Robert Musil (born Nov. 6, 1880, Klagenfurt, Austria—died April 15, 1942, Geneva, Switz.) was an Austrian-German novelist, best known for his monumental unfinished novel Der Mann ohne Eigenschaften (1930–43; The Man Without Qualities).
Musil received a doctorate from the University of Berlin in 1908 and then held jobs as a librarian and an editor before serving in the Austrian army in World War I (1914–18). (He inherited the Edler title, awarded his father in 1917, but did not use it as an author.) From 1918 to 1922 Musil was a civil servant in Vienna and thereafter worked randomly as a writer and journalist. He lived in Berlin (1932–33) but returned to Vienna until the Nazi Anschluss of 1938, when he fled to Switzerland, where he lived first in Zurich and then in Geneva.

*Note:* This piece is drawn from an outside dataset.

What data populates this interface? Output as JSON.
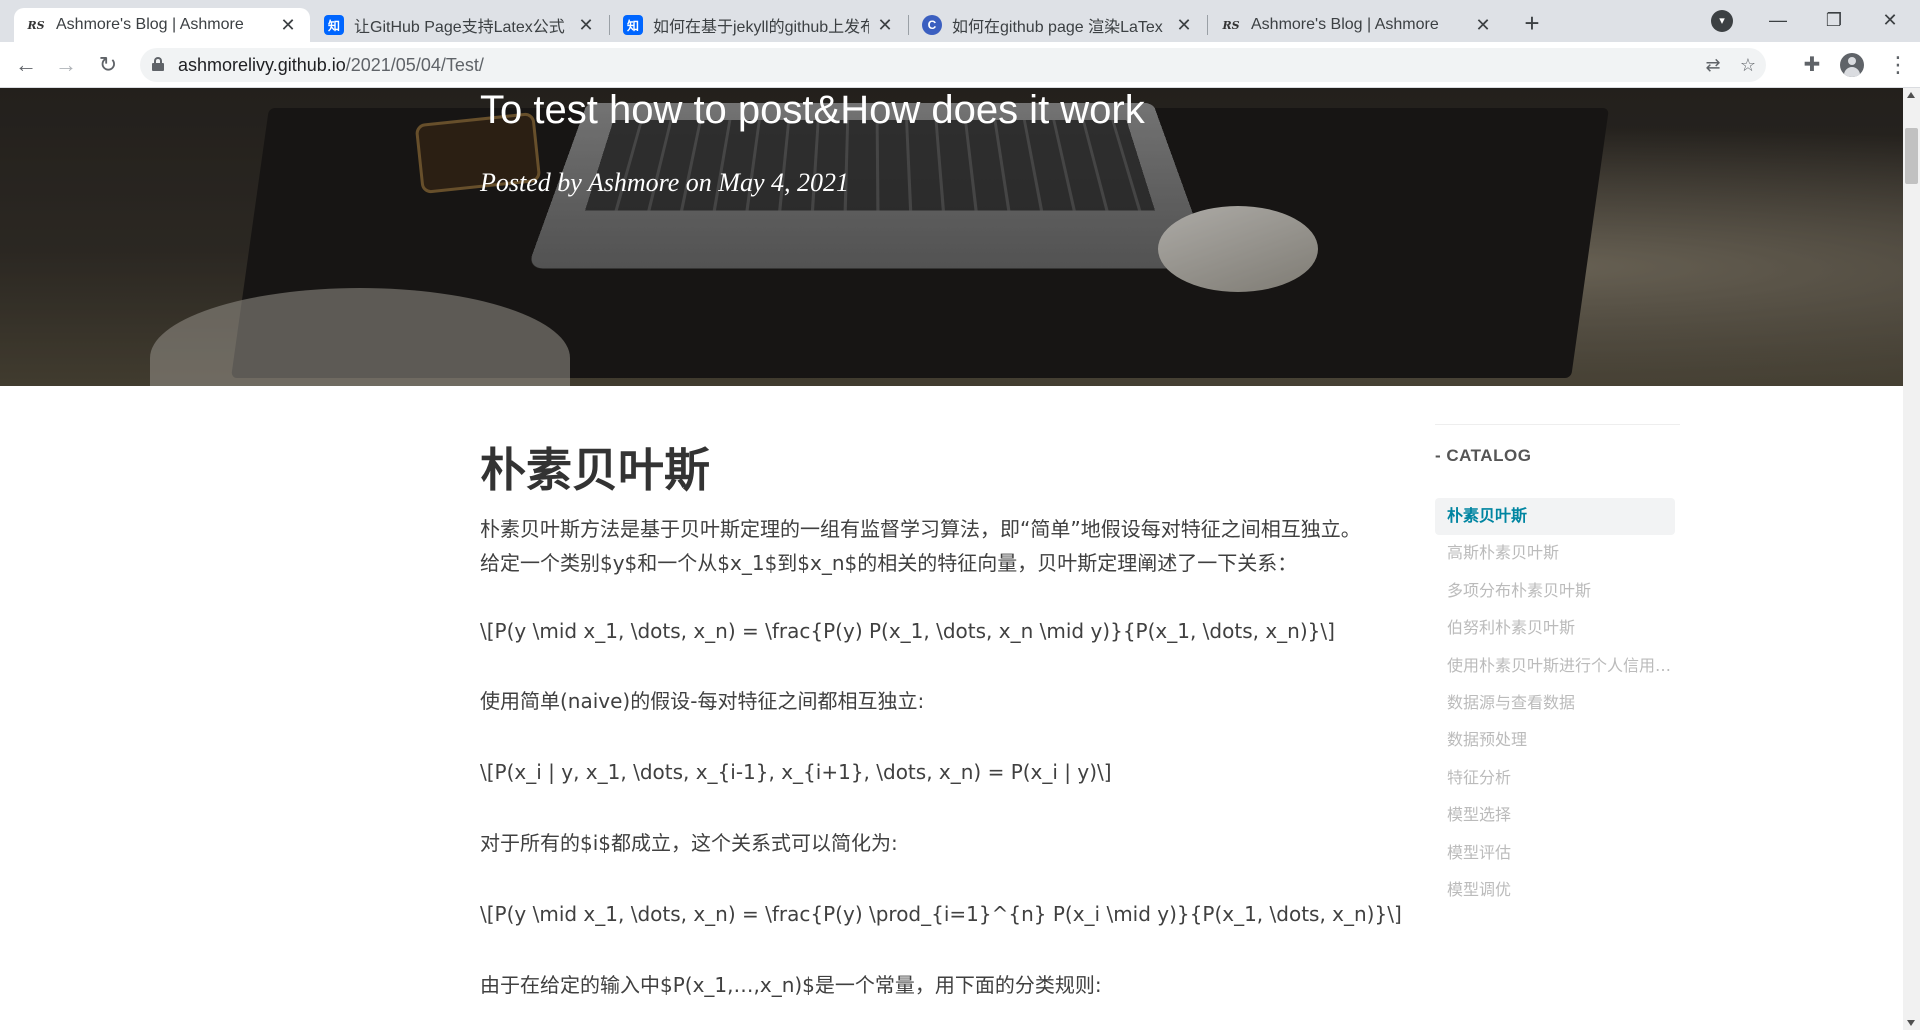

Musil began writing as a student and attracted some notice in the 1920s writing various fiction and two plays, Die Schwärmer (1920; The Enthusiasts) and Vinzenz und die Freundin bedeutender Männer (1924; “Vincent and the Lady Friend of Important Men”), both of which were performed in Berlin and Vienna. In 1924 he began his main work, Der Mann ohne Eigenschaften, a witty and urbane view of life in the glittering world of the Austro-Hungarian Empire, told from the viewpoint of Ulrich, a fictionalized Musil. The First Book was published in 1930, and part of the Second Book in 1933; a remaining portion was published posthumously in 1943.